20 Most Hated Characters In TV History
6. Star Trek: The Next Generation - Wesley Crusher
In one of the only ways that Star Trek would legitimately act as a metric of how the future would be, Acting Ensign Wesley Crusher - boy genius and irritating little goblin - would become one of the very first characters in television to receive the kind of universal hate campaign that would become commonplace in the 21st century.
Why was Wesley Crusher so loathed and despised? You could scroll through the hundreds and hundreds of threads (and thousands and thousands of posts) on alt.ensign.wesley.die.die.die for an answer. You could check out the gobsmacking amount of visual memes online expressing anything from dislike to outright hatred of the character.

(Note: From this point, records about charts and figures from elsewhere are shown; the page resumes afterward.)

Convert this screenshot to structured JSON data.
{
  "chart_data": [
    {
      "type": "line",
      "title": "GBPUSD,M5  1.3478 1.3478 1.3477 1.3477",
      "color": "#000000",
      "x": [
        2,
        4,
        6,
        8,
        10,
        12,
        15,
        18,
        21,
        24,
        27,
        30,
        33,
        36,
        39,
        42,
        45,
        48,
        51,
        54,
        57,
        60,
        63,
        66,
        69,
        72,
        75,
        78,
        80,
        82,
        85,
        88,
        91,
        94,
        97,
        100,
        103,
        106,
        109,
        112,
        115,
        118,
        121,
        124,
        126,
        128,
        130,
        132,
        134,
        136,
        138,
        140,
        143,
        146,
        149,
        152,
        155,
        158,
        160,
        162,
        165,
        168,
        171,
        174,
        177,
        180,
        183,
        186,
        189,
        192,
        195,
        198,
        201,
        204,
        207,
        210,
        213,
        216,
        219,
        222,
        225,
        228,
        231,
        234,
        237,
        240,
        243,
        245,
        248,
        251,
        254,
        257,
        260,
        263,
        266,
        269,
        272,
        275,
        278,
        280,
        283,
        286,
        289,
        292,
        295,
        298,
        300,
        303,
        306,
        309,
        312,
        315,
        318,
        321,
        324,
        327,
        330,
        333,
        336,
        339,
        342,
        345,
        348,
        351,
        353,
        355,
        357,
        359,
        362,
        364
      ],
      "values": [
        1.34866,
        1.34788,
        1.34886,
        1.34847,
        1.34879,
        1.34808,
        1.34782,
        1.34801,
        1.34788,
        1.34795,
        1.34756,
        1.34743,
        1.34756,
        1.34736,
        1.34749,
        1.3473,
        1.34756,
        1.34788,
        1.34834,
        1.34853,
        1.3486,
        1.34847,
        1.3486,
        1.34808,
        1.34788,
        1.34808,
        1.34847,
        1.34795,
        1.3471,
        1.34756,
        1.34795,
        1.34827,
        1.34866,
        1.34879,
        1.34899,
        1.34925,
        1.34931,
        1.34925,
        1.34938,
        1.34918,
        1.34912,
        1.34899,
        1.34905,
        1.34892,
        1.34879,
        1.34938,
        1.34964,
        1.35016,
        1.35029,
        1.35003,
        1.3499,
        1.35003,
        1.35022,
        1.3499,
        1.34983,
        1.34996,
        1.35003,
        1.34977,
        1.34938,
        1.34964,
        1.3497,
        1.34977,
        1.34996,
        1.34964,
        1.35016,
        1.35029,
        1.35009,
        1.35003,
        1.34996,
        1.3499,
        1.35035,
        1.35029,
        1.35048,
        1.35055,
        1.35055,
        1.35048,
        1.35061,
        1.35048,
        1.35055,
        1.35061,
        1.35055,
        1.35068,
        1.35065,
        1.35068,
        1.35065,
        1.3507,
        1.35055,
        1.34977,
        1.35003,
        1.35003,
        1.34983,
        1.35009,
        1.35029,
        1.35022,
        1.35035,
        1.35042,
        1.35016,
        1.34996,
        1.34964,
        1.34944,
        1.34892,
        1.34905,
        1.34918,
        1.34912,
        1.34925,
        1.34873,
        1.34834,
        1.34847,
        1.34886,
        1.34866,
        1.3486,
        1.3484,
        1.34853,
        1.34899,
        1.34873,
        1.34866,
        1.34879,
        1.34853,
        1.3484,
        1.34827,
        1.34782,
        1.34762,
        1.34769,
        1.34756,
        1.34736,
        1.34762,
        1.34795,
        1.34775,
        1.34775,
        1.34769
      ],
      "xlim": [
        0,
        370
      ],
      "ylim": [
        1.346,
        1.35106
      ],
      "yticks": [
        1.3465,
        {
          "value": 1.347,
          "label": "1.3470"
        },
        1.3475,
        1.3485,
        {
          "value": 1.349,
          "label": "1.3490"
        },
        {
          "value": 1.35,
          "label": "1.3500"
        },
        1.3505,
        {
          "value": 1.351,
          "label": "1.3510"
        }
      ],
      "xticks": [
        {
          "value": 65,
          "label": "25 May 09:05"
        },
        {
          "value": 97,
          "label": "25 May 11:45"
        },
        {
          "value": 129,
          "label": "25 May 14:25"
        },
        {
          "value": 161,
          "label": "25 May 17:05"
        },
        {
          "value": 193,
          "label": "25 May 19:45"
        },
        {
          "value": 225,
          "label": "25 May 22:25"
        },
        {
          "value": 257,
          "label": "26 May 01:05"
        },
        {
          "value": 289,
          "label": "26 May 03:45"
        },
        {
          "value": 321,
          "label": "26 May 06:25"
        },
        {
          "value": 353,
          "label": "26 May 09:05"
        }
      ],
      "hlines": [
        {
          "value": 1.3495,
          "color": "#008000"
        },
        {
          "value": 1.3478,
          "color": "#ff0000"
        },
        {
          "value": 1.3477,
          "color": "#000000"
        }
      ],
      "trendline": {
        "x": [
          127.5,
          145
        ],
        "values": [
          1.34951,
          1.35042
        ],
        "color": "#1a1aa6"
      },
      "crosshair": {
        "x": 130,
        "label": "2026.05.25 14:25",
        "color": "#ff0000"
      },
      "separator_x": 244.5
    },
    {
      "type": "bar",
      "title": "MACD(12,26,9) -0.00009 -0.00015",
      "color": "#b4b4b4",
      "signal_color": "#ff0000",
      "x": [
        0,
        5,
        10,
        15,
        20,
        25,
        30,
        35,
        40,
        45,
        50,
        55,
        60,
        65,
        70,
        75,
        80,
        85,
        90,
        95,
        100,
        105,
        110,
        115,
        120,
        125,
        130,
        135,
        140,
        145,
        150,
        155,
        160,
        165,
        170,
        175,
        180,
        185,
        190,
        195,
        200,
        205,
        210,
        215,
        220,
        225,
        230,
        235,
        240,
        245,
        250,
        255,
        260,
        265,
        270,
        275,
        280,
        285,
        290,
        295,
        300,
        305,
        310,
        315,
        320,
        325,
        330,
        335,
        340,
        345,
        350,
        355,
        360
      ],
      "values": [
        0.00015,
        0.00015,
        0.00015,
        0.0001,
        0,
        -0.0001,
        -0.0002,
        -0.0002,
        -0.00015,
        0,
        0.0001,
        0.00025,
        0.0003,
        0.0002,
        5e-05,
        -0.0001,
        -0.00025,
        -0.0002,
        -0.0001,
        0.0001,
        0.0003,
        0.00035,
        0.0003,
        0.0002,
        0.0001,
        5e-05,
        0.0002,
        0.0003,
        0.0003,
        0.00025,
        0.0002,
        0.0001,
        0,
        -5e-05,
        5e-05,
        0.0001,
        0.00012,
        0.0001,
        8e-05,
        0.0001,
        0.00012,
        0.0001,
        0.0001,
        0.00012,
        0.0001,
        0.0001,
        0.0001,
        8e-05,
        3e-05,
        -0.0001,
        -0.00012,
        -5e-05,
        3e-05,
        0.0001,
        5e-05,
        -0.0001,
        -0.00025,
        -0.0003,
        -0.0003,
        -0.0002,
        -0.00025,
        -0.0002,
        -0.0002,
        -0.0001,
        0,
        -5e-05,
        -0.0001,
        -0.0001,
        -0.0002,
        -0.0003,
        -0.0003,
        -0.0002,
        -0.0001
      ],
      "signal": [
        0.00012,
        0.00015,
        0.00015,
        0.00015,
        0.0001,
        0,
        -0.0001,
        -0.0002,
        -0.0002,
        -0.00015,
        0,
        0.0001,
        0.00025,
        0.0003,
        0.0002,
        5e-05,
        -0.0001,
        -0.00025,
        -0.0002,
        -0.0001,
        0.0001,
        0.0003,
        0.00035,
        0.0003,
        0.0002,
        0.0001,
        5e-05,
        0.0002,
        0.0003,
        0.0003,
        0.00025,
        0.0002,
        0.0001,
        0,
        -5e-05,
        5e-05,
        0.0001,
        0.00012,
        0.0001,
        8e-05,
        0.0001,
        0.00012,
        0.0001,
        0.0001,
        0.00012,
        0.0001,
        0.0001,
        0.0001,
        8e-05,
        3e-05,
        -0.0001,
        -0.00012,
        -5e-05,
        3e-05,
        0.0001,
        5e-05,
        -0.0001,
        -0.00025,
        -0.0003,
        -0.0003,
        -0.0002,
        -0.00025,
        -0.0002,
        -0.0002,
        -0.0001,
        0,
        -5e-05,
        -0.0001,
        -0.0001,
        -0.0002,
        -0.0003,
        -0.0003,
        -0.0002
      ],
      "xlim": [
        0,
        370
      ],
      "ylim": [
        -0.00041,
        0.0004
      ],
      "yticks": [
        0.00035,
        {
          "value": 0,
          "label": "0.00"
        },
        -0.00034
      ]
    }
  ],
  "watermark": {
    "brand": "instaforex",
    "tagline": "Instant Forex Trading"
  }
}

Or you could ask Wil Wheaton, the former child star turned author, blogger and advocate, an actor now known and loved mostly just for being himself, rather than for someone he’s not. He’s of the opinion - and he’s not wrong - that the writing was to blame: that Star Trek: The Next Generation writers and producers simply didn’t know what to do with his character once he’d been introduced, and didn’t understand how to make Wesley relatable to fans of the show.
No, Wheaton wasn’t the greatest actor of all time back then - but he was a teenager, and to be fair to him, those early scripts were bobbins: for the most part, ST:TNG didn’t become the show we all remember until the third season, by which point young Wesley’s fate was sealed.
It’s a real shame - the vehemence of the loudest of those haters was so expressive, so explicit, that it affected Wheaton quite deeply. They screeched in Usenet newsgroups - the social media of the day, but for geeks only - about how insufferable Crusher was, how often he’d saved the Enterprise through some bullsh*t deus ex machina, how his smugness made them want to slap him, punch him, choke him to death - you know the drill, you’ve seen it on Twitter a thousand times since then.
Wheaton’s promising acting career never recovered from Star Trek: The Next Generation… but he had the last laugh on all those proto-trolls back in the day. After all, it can’t be so bad - being known and loved mostly for being yourself, rather than someone you’re not.